Margaret C. Simms is an Institute fellow at the Urban Institute and director of the Institute's Low-Income Working Families project, a research initiative exploring challenges faced by 9 million families and their 19 million children.
A nationally recognized expert on the economic well-being of African Americans, Simms spent 21 years with the Joint Center for Political and Economic Studies in a number of leadership positions. Most recently, she was appointed vice president for governance and economic analysis in 2005 and served as interim president from May to December 2006. She began working at the Joint Center, one of the nation's premier think tanks dealing with public-policy issues of concern to African Americans and other communities of color, in 1986 as deputy director of research.
Simms, who earned a master's degree and doctorate in economics at Stanford University, was a senior research associate at the Urban Institute from 1979 to 1986 and directed the Institute's Minorities and Social Policy Program from 1981 to 1986.
She was a faculty member at Atlanta University from 1972 to 1981, teaching first in the School of Business Administration and then serving as chair of the economics department. She also taught at Clark College (Atlanta) and the University of California at Santa Cruz. In 1977 and 1978, she was a Brookings economic policy fellow at the U.S. Department of Housing and Urban Development.

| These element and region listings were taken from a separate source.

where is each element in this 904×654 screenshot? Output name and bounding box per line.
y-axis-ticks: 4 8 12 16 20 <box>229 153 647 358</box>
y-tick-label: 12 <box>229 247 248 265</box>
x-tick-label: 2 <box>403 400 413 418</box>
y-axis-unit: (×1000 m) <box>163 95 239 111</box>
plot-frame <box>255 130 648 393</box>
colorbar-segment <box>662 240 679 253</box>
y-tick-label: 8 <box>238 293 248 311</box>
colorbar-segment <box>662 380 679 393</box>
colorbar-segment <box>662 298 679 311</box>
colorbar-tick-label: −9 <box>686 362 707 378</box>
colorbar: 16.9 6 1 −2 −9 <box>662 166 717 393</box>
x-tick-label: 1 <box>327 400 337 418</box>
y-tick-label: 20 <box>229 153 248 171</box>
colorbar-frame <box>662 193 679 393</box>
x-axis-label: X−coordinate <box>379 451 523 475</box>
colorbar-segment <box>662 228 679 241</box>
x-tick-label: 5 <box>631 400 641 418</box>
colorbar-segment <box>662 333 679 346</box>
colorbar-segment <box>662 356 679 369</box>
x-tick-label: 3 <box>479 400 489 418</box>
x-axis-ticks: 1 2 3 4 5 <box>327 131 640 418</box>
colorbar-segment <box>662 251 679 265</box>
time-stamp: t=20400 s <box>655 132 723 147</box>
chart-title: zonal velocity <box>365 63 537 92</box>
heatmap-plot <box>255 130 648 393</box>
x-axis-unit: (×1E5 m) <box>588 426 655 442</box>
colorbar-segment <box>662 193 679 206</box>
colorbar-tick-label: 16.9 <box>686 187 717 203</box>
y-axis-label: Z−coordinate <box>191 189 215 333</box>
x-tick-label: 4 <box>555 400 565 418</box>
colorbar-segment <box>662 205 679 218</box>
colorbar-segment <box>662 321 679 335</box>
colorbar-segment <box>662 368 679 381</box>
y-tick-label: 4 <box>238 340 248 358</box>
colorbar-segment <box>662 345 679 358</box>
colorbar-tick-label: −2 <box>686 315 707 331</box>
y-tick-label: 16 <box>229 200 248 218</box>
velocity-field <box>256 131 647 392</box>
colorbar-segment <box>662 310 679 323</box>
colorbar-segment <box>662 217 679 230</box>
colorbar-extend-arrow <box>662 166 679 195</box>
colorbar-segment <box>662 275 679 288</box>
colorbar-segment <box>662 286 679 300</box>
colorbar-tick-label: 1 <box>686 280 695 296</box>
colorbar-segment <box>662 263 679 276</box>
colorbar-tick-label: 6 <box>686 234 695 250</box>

Simms has also edited many books and monographs, including
Job Creation Prospects and Strategies (with Wilhelmina Leigh),
Economic Perspectives on Affirmative Action, and
Slipping Through the Cracks: The Status of Black Women (with Julianne Malveaux). She was editor of the
Review of Black Political Economy from 1983 to 1988 and board chair of the Institute for Women's Policy Research from 1993 to 1998. She has been a member of
Black Enterprise magazine's board of economists since 1987 and is the incoming president of the National Academy of Social Insurance. She was elected to the American Academy of Arts and Sciences in 2005.